Het hof constateerde dat er door of namens de verdachte geen schriftelijke grieven waren ingediend en dat er ook geen mondelinge bezwaren tegen het vonnis waren opgegeven. Bovendien bleek er geen rechtens te respecteren belang te zijn dat een verder onderzoek van de zaak rechtvaardigde.

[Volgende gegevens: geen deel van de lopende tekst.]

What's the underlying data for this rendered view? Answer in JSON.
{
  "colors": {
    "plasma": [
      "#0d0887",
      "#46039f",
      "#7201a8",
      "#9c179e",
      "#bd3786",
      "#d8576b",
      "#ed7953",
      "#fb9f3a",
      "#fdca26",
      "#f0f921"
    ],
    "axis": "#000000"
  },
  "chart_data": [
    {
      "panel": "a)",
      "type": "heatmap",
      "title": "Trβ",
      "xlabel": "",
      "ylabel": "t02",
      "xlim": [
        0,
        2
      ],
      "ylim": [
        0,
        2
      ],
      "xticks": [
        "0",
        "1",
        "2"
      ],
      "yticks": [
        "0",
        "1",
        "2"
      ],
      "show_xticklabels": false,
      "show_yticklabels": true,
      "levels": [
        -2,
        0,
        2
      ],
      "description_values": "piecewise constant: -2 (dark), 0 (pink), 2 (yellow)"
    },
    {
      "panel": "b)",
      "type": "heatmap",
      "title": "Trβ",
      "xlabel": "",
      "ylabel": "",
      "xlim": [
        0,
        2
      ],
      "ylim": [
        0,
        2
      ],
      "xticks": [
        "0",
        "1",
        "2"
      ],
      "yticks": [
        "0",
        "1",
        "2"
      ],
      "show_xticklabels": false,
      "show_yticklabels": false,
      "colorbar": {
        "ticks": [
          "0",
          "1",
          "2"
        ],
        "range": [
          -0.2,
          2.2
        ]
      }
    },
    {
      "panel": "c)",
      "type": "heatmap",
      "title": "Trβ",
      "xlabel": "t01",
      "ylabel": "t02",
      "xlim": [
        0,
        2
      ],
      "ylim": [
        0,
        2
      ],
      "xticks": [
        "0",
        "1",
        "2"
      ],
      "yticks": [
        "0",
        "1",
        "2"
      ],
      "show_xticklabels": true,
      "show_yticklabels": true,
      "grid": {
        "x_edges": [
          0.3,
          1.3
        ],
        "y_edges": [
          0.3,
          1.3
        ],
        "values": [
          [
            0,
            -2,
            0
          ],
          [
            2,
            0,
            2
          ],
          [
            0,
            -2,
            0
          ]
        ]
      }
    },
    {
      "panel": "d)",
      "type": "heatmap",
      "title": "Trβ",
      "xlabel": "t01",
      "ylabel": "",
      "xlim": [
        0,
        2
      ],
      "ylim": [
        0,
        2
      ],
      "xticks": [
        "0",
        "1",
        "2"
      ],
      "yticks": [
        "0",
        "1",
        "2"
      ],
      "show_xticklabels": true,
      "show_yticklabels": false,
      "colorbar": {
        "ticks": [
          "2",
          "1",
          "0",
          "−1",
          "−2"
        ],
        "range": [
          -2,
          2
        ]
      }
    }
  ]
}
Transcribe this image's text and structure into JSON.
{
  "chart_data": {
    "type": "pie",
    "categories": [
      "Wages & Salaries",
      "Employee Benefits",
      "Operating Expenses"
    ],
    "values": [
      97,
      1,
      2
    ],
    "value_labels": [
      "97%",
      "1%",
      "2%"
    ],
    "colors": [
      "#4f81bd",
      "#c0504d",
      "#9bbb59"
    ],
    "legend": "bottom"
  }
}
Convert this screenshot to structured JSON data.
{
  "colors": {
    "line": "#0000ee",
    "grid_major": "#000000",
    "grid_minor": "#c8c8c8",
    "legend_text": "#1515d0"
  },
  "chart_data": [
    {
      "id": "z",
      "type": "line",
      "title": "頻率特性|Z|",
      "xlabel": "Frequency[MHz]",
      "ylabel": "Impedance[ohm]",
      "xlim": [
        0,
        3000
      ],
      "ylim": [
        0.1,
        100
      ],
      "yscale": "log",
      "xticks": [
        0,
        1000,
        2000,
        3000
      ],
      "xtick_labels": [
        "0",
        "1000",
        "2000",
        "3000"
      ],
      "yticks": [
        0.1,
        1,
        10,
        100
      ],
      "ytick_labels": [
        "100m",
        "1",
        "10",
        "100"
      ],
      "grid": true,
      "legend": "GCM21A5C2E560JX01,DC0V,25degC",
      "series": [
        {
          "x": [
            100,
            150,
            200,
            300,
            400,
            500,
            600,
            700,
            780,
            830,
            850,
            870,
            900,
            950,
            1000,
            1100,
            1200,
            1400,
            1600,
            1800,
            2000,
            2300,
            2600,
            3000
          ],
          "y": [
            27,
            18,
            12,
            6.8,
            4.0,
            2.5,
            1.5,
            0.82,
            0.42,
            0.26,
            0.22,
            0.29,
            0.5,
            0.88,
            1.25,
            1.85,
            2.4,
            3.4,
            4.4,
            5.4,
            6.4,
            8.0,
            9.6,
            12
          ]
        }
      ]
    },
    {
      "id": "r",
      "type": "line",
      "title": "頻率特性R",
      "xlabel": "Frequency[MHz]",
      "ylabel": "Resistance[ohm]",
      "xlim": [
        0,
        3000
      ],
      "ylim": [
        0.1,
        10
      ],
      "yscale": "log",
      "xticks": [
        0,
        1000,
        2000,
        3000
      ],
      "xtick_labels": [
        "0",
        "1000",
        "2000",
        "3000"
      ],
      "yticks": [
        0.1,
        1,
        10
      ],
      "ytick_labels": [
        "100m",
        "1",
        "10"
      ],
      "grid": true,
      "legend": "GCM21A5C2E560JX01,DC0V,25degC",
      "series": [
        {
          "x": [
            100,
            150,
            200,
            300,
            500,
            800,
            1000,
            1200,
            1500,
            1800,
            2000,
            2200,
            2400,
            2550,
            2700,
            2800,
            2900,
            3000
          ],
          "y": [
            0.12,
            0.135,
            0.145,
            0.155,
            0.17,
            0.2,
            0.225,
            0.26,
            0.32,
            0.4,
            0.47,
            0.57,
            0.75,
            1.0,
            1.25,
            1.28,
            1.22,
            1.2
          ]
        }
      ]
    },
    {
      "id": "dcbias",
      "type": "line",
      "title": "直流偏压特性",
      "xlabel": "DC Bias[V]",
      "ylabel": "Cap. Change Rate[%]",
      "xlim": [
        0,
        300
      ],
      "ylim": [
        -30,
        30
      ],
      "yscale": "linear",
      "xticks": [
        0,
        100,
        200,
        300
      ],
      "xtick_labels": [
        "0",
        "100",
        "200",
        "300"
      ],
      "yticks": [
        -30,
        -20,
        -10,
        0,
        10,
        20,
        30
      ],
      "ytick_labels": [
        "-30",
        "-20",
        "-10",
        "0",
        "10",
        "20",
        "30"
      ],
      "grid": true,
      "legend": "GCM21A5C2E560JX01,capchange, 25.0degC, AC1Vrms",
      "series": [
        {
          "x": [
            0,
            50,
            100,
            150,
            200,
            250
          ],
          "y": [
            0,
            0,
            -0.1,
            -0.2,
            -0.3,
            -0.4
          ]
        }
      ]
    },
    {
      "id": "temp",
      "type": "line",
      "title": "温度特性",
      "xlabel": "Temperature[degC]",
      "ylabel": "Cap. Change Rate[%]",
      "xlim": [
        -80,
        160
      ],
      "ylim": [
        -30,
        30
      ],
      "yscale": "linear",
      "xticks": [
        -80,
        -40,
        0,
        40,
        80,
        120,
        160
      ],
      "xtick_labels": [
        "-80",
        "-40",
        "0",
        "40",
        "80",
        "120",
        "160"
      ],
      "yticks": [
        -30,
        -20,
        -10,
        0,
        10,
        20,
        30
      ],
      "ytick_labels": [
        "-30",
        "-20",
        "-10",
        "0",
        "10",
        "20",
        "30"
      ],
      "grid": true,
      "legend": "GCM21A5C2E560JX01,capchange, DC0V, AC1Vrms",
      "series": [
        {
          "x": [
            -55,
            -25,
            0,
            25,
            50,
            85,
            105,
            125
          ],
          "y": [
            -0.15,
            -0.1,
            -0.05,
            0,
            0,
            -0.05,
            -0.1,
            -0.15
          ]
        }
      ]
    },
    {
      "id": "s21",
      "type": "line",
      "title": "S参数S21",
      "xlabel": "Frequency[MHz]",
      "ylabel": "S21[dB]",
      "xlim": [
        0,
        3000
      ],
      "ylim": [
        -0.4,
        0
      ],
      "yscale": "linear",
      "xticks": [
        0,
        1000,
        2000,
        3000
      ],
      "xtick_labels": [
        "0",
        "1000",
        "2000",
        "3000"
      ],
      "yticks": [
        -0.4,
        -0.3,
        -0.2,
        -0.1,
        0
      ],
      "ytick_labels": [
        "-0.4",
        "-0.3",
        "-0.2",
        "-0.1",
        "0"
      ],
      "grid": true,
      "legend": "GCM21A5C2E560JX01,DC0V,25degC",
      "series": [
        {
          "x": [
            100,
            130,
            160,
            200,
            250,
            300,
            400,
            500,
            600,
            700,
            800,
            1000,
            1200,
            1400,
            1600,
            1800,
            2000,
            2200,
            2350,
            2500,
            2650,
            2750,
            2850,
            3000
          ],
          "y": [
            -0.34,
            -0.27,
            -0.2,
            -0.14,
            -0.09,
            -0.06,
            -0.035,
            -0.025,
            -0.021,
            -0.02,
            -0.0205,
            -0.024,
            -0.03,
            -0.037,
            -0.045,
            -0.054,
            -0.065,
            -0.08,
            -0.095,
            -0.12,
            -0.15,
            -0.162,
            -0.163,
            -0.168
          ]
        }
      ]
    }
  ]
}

Op basis van deze overwegingen heeft het hof besloten de verdachte niet-ontvankelijk te verklaren in het ingestelde hoger beroep, conform artikel 416, tweede lid, van het Wetboek van Strafvordering.
De beslissing van het hof werd genomen door de meervoudige strafkamer, waarin de rechters P. Greve, S. Clement en J.W.H.G. Loyson zitting hadden. De uitspraak vond plaats op de openbare terechtzitting van het gerechtshof, waarbij griffier S. den Hartog aanwezig was. Het arrest werd niet mede ondertekend door mr. P. Greve, die buiten staat was om dit te doen.